As you can imagine, it is near impossible to do this as a human.
Not only would it be time-consuming to manually analyze each book, but it is hard to be consistent in quality. And, we already have 6,000 books in our database and by the end of 2022, I hope to have 30,000+ books in our database.
I was hoping we could use something called NLP (Natural Language Processing) to analyze the data we have around each individual book and assign topics automatically. NLP uses a kind of computer magic called machine learning and only recently has this become an option. Not only would this be efficient but it should be consistent (as only a machine can be).
How does NLP work?
NLP is trained to read text and identify what the text is about. That might sound simple but the technology behind it is incredible. It can analyze the book’s title, recommendations, and description and tell you that it thinks the book is about Abraham Lincoln and the Battle of Gettysburg.
I also want to connect these topics to Wikipedia data. This would allow us to use the Wikipedia hierarchy and pull down data about the topic.
How is testing going?
Our amazing developer had a breakthrough this week and we are feeling confident that this approach is feasible (especially for our small budget).

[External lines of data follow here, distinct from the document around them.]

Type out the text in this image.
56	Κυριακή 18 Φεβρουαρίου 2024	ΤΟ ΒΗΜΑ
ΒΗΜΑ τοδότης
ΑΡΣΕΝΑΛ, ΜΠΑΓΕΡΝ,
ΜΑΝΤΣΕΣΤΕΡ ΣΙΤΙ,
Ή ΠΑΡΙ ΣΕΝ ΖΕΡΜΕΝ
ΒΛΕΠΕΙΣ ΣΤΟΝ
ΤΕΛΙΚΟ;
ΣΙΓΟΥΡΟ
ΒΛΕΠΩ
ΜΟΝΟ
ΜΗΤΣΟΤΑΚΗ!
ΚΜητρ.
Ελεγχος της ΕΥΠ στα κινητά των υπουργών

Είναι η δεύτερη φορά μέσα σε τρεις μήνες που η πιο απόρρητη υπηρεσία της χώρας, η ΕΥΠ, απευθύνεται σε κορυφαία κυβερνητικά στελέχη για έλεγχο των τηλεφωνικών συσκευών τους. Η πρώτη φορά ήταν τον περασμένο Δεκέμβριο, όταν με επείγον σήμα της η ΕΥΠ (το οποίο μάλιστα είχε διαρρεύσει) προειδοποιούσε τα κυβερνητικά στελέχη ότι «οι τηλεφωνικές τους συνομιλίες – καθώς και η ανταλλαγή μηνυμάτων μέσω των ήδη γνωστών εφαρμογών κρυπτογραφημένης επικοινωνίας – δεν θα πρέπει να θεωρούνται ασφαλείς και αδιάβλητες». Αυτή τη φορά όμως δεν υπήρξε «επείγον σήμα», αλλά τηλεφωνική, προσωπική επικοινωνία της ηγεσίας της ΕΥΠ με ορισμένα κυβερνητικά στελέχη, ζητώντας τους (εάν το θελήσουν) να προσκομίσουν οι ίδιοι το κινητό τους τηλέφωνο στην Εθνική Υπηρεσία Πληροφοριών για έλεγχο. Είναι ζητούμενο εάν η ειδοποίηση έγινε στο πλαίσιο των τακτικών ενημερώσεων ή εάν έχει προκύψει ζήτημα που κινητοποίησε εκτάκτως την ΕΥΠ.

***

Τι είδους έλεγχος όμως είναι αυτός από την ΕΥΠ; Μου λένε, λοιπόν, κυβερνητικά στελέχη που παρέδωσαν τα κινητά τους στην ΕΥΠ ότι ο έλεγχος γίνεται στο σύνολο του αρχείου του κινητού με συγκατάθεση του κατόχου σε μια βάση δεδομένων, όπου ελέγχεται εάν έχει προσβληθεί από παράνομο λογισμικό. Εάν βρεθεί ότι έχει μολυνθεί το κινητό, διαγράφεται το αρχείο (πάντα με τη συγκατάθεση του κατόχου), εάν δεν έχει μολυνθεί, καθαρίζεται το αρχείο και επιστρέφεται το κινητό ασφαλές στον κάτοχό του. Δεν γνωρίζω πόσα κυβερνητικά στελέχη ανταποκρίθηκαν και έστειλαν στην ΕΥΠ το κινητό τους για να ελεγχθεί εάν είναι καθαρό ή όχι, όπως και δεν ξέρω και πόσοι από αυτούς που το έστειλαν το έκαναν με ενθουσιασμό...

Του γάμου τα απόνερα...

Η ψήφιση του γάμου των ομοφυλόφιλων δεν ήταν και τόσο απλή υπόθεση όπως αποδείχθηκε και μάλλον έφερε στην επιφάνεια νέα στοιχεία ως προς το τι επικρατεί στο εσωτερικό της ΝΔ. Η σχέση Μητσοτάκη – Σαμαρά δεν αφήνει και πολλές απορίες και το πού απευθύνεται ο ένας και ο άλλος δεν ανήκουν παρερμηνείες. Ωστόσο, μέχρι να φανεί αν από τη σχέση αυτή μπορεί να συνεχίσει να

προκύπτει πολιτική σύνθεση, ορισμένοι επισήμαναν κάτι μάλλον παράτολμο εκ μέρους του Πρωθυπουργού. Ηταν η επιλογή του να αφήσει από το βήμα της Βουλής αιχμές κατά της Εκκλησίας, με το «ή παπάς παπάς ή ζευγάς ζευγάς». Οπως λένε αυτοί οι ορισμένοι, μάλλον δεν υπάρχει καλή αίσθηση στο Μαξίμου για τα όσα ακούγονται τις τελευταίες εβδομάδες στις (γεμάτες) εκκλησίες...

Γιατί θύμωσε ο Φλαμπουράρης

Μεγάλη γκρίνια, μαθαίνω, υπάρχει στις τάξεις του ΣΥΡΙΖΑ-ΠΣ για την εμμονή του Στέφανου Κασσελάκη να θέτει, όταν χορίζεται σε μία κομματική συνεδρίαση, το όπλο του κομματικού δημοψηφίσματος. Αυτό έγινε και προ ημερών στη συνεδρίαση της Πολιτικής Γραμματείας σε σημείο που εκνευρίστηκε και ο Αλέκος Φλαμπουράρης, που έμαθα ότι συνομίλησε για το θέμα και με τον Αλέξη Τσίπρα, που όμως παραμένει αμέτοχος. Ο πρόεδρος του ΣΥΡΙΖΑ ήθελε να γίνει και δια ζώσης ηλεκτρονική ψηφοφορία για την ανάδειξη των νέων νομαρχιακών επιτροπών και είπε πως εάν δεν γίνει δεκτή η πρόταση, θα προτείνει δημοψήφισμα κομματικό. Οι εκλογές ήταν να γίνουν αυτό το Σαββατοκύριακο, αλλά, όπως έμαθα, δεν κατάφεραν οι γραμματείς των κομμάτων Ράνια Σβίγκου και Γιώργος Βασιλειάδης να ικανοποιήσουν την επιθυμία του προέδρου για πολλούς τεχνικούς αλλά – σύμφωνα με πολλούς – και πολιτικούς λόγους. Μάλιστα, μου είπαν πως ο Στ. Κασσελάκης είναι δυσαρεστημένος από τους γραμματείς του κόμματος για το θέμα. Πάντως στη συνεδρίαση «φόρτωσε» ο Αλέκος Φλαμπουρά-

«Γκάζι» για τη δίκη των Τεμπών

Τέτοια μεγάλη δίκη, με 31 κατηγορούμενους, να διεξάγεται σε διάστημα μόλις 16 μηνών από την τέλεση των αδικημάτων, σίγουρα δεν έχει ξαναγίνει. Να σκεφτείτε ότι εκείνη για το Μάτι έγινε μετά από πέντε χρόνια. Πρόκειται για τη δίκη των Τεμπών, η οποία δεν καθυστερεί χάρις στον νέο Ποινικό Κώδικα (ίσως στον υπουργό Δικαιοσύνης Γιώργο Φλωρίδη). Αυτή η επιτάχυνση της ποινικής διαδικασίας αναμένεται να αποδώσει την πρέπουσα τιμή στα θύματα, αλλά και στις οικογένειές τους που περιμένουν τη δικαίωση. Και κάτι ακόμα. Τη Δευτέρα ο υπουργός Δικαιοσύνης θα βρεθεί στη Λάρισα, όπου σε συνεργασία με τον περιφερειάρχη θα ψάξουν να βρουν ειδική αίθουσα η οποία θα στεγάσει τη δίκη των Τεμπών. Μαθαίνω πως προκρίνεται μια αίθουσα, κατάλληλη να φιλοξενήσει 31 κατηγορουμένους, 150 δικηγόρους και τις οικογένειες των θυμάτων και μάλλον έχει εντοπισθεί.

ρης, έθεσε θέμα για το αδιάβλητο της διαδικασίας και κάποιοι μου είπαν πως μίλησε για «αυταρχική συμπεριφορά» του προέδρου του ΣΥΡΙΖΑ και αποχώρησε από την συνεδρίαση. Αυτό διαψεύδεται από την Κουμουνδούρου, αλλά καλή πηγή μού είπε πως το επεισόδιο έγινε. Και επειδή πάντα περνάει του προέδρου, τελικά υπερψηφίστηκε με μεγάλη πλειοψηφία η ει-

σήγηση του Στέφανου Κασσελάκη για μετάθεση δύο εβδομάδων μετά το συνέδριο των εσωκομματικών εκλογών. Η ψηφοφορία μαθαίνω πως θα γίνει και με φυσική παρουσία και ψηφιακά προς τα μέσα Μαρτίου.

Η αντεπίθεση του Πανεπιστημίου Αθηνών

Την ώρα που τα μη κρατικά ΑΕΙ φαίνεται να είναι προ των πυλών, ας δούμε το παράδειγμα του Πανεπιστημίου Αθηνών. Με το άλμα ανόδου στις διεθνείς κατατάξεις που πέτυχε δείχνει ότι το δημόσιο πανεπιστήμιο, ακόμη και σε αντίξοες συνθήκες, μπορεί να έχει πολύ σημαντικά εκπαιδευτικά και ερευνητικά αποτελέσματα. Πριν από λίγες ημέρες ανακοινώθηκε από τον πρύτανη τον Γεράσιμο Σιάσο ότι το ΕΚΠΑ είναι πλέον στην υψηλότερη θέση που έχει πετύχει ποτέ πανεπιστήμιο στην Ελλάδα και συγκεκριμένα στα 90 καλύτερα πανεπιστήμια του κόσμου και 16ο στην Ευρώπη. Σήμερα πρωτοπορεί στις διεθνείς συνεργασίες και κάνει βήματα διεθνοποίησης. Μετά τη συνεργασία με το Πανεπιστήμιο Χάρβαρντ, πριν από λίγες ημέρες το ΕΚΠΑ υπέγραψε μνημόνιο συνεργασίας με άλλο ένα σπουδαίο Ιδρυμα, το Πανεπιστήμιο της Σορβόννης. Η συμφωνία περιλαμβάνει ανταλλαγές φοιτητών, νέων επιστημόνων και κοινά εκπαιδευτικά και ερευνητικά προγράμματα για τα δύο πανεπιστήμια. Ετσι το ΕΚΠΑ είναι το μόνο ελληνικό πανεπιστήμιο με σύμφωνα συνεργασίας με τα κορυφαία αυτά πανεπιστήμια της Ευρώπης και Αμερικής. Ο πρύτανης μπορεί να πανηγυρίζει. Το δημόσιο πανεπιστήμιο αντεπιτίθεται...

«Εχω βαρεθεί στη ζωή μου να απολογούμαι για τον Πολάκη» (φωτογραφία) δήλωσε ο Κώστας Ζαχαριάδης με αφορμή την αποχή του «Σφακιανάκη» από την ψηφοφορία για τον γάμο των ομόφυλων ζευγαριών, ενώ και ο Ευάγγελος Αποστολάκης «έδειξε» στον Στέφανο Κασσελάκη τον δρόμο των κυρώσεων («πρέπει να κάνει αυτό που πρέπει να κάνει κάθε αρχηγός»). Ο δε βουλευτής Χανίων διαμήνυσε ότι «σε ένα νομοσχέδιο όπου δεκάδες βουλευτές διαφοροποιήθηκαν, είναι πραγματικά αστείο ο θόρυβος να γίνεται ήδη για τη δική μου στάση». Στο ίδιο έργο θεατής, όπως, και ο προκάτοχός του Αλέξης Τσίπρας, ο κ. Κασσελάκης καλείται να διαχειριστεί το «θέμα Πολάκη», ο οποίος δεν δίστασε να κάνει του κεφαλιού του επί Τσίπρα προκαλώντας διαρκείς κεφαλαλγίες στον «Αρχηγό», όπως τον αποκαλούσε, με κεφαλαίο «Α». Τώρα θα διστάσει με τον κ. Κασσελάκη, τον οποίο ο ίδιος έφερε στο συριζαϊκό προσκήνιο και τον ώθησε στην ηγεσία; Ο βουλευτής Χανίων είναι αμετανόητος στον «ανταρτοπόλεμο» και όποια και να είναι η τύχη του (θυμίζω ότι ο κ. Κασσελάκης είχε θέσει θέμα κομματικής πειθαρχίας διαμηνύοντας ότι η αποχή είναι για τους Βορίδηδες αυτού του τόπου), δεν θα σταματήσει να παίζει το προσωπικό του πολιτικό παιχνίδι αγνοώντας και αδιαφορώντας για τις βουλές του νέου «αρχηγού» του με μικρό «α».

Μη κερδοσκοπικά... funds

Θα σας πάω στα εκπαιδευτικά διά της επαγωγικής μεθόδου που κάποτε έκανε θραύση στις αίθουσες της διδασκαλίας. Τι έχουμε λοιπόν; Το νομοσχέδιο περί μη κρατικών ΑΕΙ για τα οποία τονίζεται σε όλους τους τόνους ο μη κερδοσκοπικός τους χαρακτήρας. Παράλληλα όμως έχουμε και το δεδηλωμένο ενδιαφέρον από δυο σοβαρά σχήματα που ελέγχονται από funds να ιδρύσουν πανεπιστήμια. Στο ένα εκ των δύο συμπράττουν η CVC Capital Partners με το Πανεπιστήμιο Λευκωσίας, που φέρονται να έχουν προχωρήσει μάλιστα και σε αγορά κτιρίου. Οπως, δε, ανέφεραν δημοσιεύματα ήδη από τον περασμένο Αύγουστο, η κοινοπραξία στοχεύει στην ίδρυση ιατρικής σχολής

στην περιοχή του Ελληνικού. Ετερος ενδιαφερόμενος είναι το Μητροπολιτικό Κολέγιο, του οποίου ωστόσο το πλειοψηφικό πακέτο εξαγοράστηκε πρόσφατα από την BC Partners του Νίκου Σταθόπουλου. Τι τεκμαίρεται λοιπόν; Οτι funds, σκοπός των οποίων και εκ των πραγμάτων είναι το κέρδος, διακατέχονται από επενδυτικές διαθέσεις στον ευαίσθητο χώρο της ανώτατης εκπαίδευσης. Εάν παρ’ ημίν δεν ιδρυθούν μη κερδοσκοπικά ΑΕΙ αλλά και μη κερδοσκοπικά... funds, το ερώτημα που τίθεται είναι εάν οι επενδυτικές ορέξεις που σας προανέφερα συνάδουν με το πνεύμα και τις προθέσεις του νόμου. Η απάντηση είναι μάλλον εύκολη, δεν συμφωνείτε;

- Sally Hemings (Q257464) 0.24686605
- Philosophers (Q6997215) 0.20841492
- United States (Q1410960) 0.20841492
- American people (Q3919762) 0.20841492
- Thomas Jefferson (Q7036420) 0.20841492
- Presidencies (Q11708087) 0.20841492
- American politicians (Q7029555) 0.20841492
- Activists (Q7062576) 0.20841492
- American political philosophy (Q8247581) 0.20841492
- American philosophers (Q7040585) 0.20841492
Now you can see this is still pretty rough and we have a lot to improve, but this is still amazing.
Why is this amazing?
If we know that this book is about
Sally Hemmings we can pull up the Wikidata entry for her and know in an automated fashion that she is human, her gender, her place of birth, the dates she lived, her family details, her ethnic group, her social classification (enslaved), and more.
Why is this cool?
Long term, I want to use this data to help people discover books in a myriad of new and innovative ways. For example, we could build a timeline of notable Black American women, and build an experience where people can browse along that timeline and meet those women. Not only could we show when they were born, a picture, and a short bio of who they were but we can also show connected books and book lists.
There are a lot of possibilities here and I am very excited :). This is what I am hoping to play with next year as we get further along, and I can start creating more unique approaches after we get basic topic pages, search, and a new frontpage shipped.
PS. I use the word magic around NLP, but to be clear there is a TON of ongoing work to create, maintain, and train a model like this.